La dépression et l’anxiété sévère ne sont plus de simples symptômes psychologiques à ce stade. Elles reflètent une atteinte organique du système nerveux central. Le corps entre dans une phase où chaque organe commence à dysfonctionner, et la défaillance multi-organique mène au décès si aucune intervention n’a lieu.

Syndrome de renutrition : le danger méconnu de la reprise alimentaire
La reprise alimentaire après un jeûne prolongé peut être aussi dangereuse que le jeûne lui-même. C’est le syndrome de renutrition inappropriée.
Quand une personne recommence à manger, surtout des glucides, l’insuline remonte brutalement. Ce pic d’insuline provoque un transfert massif de phosphate, de potassium et de magnésium du sang vers les cellules. Le résultat peut être dévastateur.
Risques liés à une renutrition mal encadrée
- Chute du phosphate sanguin entraînant faiblesse musculaire extrême, insuffisance respiratoire et arrêt cardiaque dans les cas graves
- Troubles du rythme cardiaque liés à l’hypokaliémie brutale, pouvant survenir dans les premières heures de reprise
- Encéphalopathie par carence en thiamine (vitamine B1), précipitée par l’apport soudain en glucides, avec confusion aiguë et troubles oculomoteurs
Les recommandations de la Korean Society for Parenteral and Enteral Nutrition insistent sur une surveillance étroite durant les 72 premières heures de reprise alimentaire. La renutrition doit être progressive, avec un apport calorique limité au départ et une supplémentation systématique en thiamine avant même la réintroduction des glucides.
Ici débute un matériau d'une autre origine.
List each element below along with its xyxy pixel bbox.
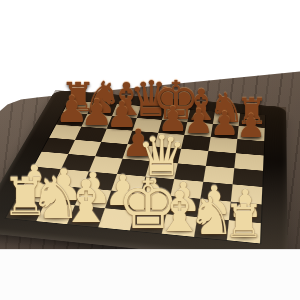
- square-g1: [194, 217, 229, 240]
- board-grid: [6, 100, 266, 243]
- square-e1: [130, 211, 166, 233]
- square-h1: [227, 220, 261, 243]
- chess-set-product-photo: ♜♞♝♛♚♝♞♜♟♟♟♟♟♟♟♟♛♟♟♟♟♟♟♟♟♜♞♝♚♝♞♜: [0, 0, 300, 300]
- chess-board: [0, 90, 288, 264]
- bottom-margin-strip: [0, 249, 300, 300]
- square-f1: [162, 214, 198, 237]
- board-frame: [0, 90, 288, 264]
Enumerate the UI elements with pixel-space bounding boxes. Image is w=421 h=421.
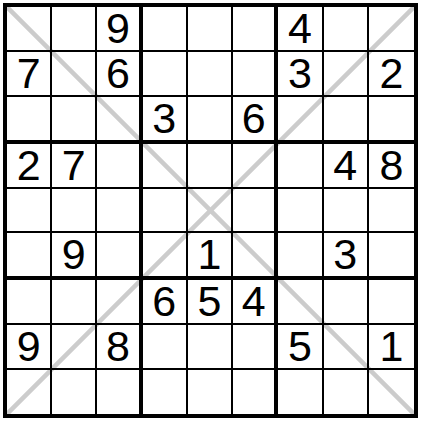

Impact psychologique du jeûne prolongé : stress, dépression et altération durable
La privation alimentaire ne se limite pas à des conséquences physiques. Les recherches sur l’insécurité alimentaire montrent un lien direct entre la restriction calorique sévère et la détérioration de la santé mentale.
Le stress chronique lié à la privation active l’axe hypothalamo-hypophyso-surrénalien en continu, inondant l’organisme de cortisol. Cette surcharge hormonale dégrade le sommeil, amplifie l’anxiété et favorise l’installation d’un état dépressif qui peut persister bien après la reprise alimentaire.
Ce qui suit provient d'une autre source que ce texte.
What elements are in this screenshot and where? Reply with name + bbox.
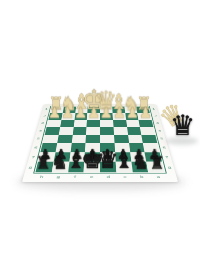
square-c4 [113,127,127,135]
square-g4 [59,127,74,135]
rank-label-right-6: 6 [161,143,168,152]
black-rook: ♜ [36,155,52,172]
square-f2: ♟ [74,113,87,120]
square-c8: ♝ [115,162,132,172]
square-f4 [72,127,86,135]
black-knight: ♞ [132,153,149,172]
white-pawn: ♟ [113,105,126,120]
file-labels: hgfedcba [33,175,167,178]
rank-label-right-3: 3 [155,119,161,126]
file-label-e: e [83,175,100,178]
white-pawn: ♟ [126,105,139,120]
product-photo: ♜♞♝♚♛♝♞♜♟♟♟♟♟♟♟♟♟♟♟♟♟♟♟♟♜♞♝♚♛♝♞♜ hgfedcb… [0,0,200,280]
square-a2: ♟ [137,113,151,120]
extra-black-queen: ♛ [170,112,195,140]
square-a5 [141,135,157,143]
file-label-f: f [66,175,83,178]
square-b8: ♞ [131,162,148,172]
square-f5 [71,135,86,143]
white-pawn: ♟ [74,105,87,120]
square-e3 [87,120,100,127]
white-pawn: ♟ [48,105,61,120]
square-c2: ♟ [112,113,125,120]
file-label-g: g [50,175,67,178]
board-frame: ♜♞♝♚♛♝♞♜♟♟♟♟♟♟♟♟♟♟♟♟♟♟♟♟♜♞♝♚♛♝♞♜ [33,106,167,173]
file-label-h: h [33,175,50,178]
square-a3 [139,120,154,127]
square-d8: ♛ [100,162,116,172]
rank-label-right-5: 5 [159,135,166,144]
square-d4 [100,127,114,135]
board-grid: ♜♞♝♚♛♝♞♜♟♟♟♟♟♟♟♟♟♟♟♟♟♟♟♟♜♞♝♚♛♝♞♜ [35,107,164,172]
square-f3 [73,120,87,127]
square-e4 [86,127,100,135]
white-pawn: ♟ [87,105,100,120]
board-mat: ♜♞♝♚♛♝♞♜♟♟♟♟♟♟♟♟♟♟♟♟♟♟♟♟♜♞♝♚♛♝♞♜ hgfedcb… [22,104,178,182]
black-rook: ♜ [149,155,165,172]
square-g2: ♟ [61,113,75,120]
square-a4 [140,127,155,135]
file-label-d: d [100,175,117,178]
rank-label-right-8: 8 [166,163,174,174]
file-label-a: a [150,175,167,178]
square-c5 [114,135,129,143]
white-pawn: ♟ [100,105,113,120]
black-knight: ♞ [51,153,68,172]
square-b2: ♟ [125,113,139,120]
square-g5 [57,135,72,143]
square-c3 [113,120,127,127]
white-pawn: ♟ [61,105,74,120]
square-d3 [100,120,113,127]
square-g3 [60,120,74,127]
square-d5 [100,135,114,143]
file-label-b: b [133,175,150,178]
square-a8: ♜ [146,162,164,172]
square-e2: ♟ [87,113,100,120]
board-scene: ♜♞♝♚♛♝♞♜♟♟♟♟♟♟♟♟♟♟♟♟♟♟♟♟♜♞♝♚♛♝♞♜ hgfedcb… [22,22,178,182]
rank-label-right-4: 4 [157,127,163,135]
square-e5 [86,135,100,143]
square-d2: ♟ [100,113,113,120]
square-b4 [127,127,142,135]
black-bishop: ♝ [115,152,133,172]
file-label-c: c [117,175,134,178]
white-pawn: ♟ [139,105,152,120]
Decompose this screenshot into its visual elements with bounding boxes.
Le brouillard mental observé pendant le jeûne n’est pas uniquement métabolique. La neuroinflammation et le stress oxydatif provoqués par les carences nutritionnelles endommagent les cellules cérébrales. Chez certaines personnes, les troubles cognitifs, la difficulté de concentration et l’instabilité émotionnelle perdurent pendant des semaines, voire des mois après la renutrition.
La séquence complète, de l’épuisement du glycogène au risque de coma, ne suit pas un calendrier identique pour chaque personne. La masse grasse initiale, l’état d’hydratation, les pathologies préexistantes et l’âge modifient considérablement la vitesse de dégradation.
Un jeûne de quelques jours peut devenir critique chez une personne déjà dénutrie ou malade, là où un adulte en bonne santé avec des réserves suffisantes résistera plus longtemps. Cette variabilité rend toute généralisation sur une durée précise de survie sans nourriture hasardeuse, et un jeûne prolongé sans suivi médical expose à des complications graves.